Je gare ma Seat jaune vieux canard là où je le peux, le plus près du centre-ville et de l'adresse du restaurant, mais il me faut marcher environ cinq minutes pour y arriver. Lorsque j'y suis finalement, il ne m'est pas difficile de repérer le regroupement de femmes qui glousse au coin de la rue. Elles sont toutes gentilles et elles m'ont invitée après tout, mais je ne sais jamais quoi leur dire. La plupart sont casées depuis des années, d'autres ont des enfants ou construisent des maisons. Ce sont des femmes qu'on qualifie de responsables et d'adultes. Et moi je fais quoi pour passer le temps ? Je traîne sur un ordinateur, seule. Lorsque je m'approche, je fais semblant d'être à l'aise et les salue vivement. Elles se retournent et me saluent à leur tour. Certaines sont accompagnées de leurs maris, incapable de leur lâcher le derrière pour une soirée. D'autres sont seules comme moi. Mes yeux se posent instinctivement sur un homme brun, grand et mince, puis sur Alice qui lui tient le bras comme si sa vie en dépendait. Dans un sens, peut-être n'était-ce pas totalement faux. Il ne faut pas être diplômé d'Harvard pour deviner que c'est son mari.
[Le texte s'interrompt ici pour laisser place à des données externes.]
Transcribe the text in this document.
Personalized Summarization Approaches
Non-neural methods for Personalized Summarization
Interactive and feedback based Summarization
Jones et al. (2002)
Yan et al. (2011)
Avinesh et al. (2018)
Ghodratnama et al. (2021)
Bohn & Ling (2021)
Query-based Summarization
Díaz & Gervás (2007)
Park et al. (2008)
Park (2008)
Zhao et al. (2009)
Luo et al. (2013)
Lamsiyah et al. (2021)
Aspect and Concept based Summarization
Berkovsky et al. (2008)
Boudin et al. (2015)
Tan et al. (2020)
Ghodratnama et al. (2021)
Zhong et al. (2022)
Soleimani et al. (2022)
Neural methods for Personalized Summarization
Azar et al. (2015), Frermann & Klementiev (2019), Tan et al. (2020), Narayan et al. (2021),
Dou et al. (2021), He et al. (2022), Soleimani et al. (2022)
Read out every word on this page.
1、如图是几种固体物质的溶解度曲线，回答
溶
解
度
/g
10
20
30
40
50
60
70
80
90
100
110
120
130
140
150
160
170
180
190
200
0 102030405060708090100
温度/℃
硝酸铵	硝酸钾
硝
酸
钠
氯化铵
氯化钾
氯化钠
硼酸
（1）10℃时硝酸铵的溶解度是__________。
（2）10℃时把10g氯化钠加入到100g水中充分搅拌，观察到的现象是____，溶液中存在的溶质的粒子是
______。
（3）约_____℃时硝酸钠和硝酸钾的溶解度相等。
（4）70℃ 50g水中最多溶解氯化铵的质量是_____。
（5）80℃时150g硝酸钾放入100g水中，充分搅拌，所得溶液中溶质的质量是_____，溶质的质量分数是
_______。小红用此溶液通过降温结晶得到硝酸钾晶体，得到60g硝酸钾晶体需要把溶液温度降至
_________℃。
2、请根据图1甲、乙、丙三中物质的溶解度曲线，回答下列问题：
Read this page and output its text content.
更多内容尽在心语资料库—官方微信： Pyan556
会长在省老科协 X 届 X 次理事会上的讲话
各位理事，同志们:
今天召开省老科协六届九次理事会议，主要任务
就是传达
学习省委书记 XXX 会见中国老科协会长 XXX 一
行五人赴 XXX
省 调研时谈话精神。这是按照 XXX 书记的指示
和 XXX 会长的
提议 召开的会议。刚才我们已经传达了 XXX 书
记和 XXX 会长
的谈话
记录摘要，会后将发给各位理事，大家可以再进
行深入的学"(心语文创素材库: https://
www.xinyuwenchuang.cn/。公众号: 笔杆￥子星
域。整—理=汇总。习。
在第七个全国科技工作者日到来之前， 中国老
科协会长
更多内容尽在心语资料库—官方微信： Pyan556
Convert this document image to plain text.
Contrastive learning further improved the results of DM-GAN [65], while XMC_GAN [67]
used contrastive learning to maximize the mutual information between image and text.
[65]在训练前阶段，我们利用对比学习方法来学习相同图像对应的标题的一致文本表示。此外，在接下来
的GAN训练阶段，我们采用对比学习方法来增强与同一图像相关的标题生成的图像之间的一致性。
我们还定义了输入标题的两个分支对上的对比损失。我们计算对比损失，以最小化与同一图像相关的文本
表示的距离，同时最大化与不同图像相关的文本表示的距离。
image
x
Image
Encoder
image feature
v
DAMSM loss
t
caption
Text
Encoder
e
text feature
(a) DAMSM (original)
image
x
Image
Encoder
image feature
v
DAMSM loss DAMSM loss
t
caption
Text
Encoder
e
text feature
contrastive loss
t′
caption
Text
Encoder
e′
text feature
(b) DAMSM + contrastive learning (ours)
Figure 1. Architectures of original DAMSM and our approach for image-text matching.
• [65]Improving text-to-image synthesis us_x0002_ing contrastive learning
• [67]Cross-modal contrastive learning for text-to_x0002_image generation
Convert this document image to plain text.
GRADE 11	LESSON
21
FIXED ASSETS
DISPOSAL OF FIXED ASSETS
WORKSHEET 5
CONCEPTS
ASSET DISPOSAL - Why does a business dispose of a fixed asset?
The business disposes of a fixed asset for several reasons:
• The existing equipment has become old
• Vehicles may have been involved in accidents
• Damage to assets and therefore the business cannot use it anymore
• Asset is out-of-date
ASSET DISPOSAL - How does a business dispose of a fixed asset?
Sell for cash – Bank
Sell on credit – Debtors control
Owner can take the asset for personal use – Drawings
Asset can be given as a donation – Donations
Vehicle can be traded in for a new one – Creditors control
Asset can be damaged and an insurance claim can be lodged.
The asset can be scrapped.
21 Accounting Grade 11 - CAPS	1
Je suis attirée par ses yeux bleus perçants et je remarque ensuite une petite et fine cicatrice sur sa joue droite qui fait contraste avec la perfection de son visage. Quelqu'un a eu la main lourde ou il était très maladroit étant jeune – peut-être l'est-il encore. Alice a dû remarquer mon regard car elle capte mon attention.

- C'est vrai que tu n'as jamais rencontré Kieran, s'exclame-t-elle.

Je sens une touche de vantardise dans le ton de sa voix. On dirait Barbie et Ken. Deux êtres parfaits qui forment le couple parfait. Dégueulasse.

- Non c'est vrai, salut, Ottawa Masson, enchantée, dis-je avec joie.

Malgré la perfection de ma petite comédie, il me fixe avec attention mais il ne laisse paraître aucune humeur sur son visage, ce que je trouve plutôt étrange à vrai dire. Je crois qu'il n'en a absolument rien à foutre.